"Il faut que le monde sache" : à La Haye, le cri d’alarme des familles d’otages israéliens
"Bienvenue à bord du vol El Al 131, comme les 131 jours que vos proches ont passé en captivité. Nous utiliserons ce code pour signifier au monde qu’ils doivent être libérés au plus vite." Mercredi 14 février, une centaine de membres des familles d’otages détenus à Gaza, qui ne se connaissaient pas voilà quatre mois, se sont retrouvés à l’aéroport Ben Gourion de Tel-Aviv, pour effectuer un aller-retour de 24 heures à La Haye. Deux anciens captifs sont aussi du voyage. Le but de la mission : soutenir une plainte déposée contre les dirigeants du Hamas devant la Cour pénale internationale (CPI), qui a ouvert une enquête sur les attaques du 7 octobre.
Un cri d’alarme pour le reste du monde
Epaulés par une équipe de 150 avocats œuvrant pour le compte du Forum des familles de captifs et de disparus, ces proches ont soumis un rapport de 1 000 pages incluant les témoignages d’otages déjà libérés. Il soutient les allégations "de génocides, de crimes contre l’humanité et de crimes de guerre", y compris "les enlèvements, les meurtres et les actes de violence sexuelle" commis par le Hamas. Cette démarche vise à obtenir des mandats d’arrêt contre les dirigeants de l’organisation où qu’ils se trouvent.
Mais pour les familles des otages et les survivants des massacres du 7 octobre qui ont fait le déplacement à La Haye, la procédure est surtout l’occasion de lancer un cri d’alarme. "Le monde ne peut plus rester silencieux.

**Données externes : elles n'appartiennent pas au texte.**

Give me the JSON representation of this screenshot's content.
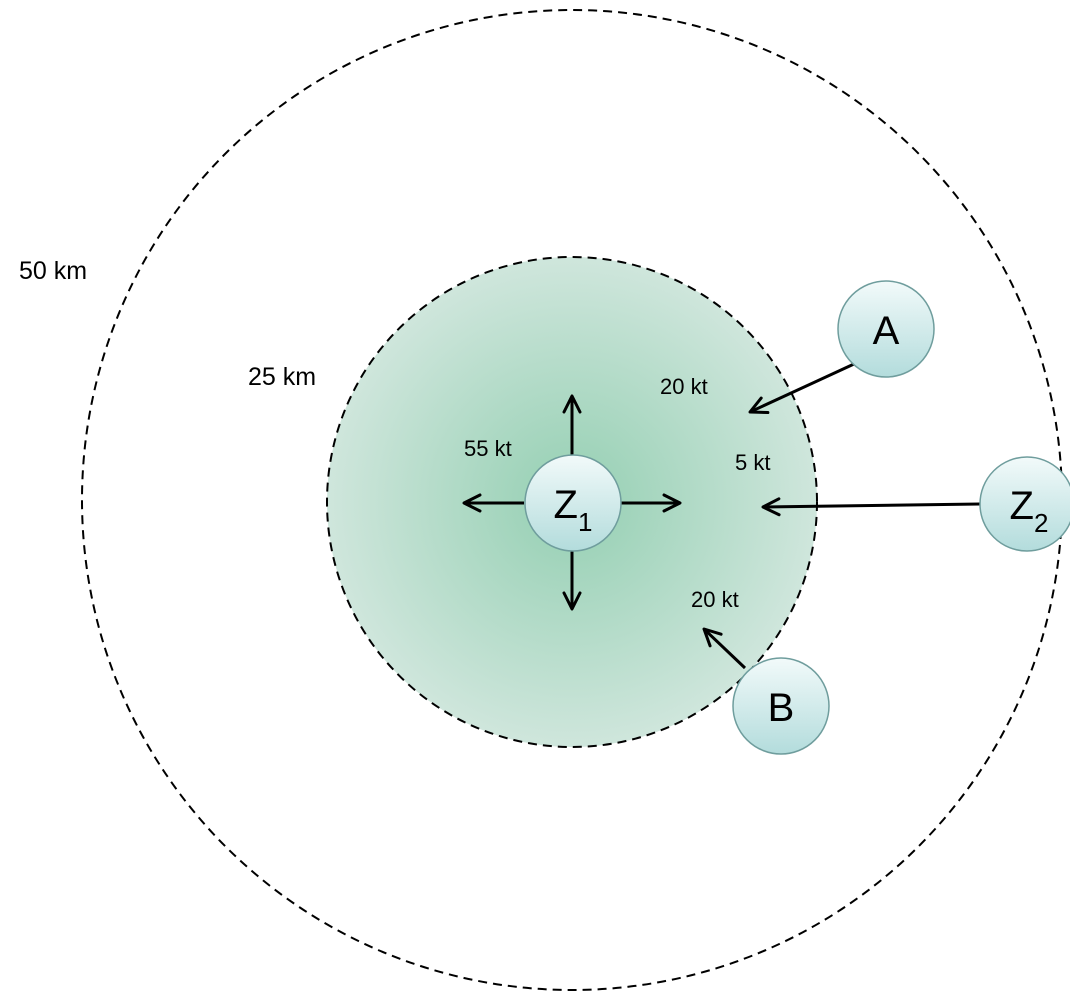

La communauté internationale doit se placer du bon côté de l’histoire", ont-elles martelé, sous une pluie battante, lors d’un rassemblement qui s’est tenu aux abords du siège de la CPI.
"J’effectue ce voyage pour rappeler que lors de ce funeste samedi, nous avons vécu un véritable holocauste", a expliqué Maccabit Mayer, vêtue d’un sweat-shirt noir flanqué du portrait de ses neveux Zvi et Gali Berman, des frères jumeaux âgés de 26 ans. Kidnappés dans leurs habitations du kibboutz de Kfar Aza, en bordure de la bande de Gaza, ils ont été aperçus en vie par d’anciens otages libérés fin novembre lors d’une trêve militaire. Depuis, la famille reste sans nouvelles. "Nous demandons justice, a-t-elle ajouté. Ces exactions peuvent se reproduire partout dans le monde. Les leaders du Hamas doivent être mis hors la loi, au Qatar comme en Turquie."

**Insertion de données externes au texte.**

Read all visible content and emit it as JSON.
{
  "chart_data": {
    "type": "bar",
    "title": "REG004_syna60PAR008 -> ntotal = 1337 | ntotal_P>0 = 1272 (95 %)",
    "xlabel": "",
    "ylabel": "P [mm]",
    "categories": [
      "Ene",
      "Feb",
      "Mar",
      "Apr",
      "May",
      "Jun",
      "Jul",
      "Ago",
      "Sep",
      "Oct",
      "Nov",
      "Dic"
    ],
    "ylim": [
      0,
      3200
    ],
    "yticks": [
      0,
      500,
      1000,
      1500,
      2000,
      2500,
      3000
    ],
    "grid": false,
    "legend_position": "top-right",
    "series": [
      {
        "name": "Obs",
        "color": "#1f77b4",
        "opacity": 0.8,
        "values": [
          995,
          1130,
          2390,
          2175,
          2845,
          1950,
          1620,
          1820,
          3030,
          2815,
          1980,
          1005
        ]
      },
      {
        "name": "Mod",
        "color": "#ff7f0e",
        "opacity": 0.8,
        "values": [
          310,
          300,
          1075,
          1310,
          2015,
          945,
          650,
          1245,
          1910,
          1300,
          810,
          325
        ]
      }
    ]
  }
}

La Haye, symbole du débat sur la justice internationale
Celle qui s’est déjà envolée pour Berlin, Munich ou Augsbourg afin de "faire entendre la voix de ses neveux", qui sont aussi détenteurs de la nationalité allemande, est une habituée des multiples périples auxquels participent les proches des quelque 130 otages israéliens - dont une trentaine déclarés morts par Tsahal - toujours détenus à Gaza. Rien qu’au sein du Forum des familles des otages et des disparus, une centaine de délégations ont été organisées à l’étranger pour porter leur message sur la scène internationale. Mais la mission effectuée à La Haye, qui a rassemblé un nombre record de participants, revêt un caractère particulier.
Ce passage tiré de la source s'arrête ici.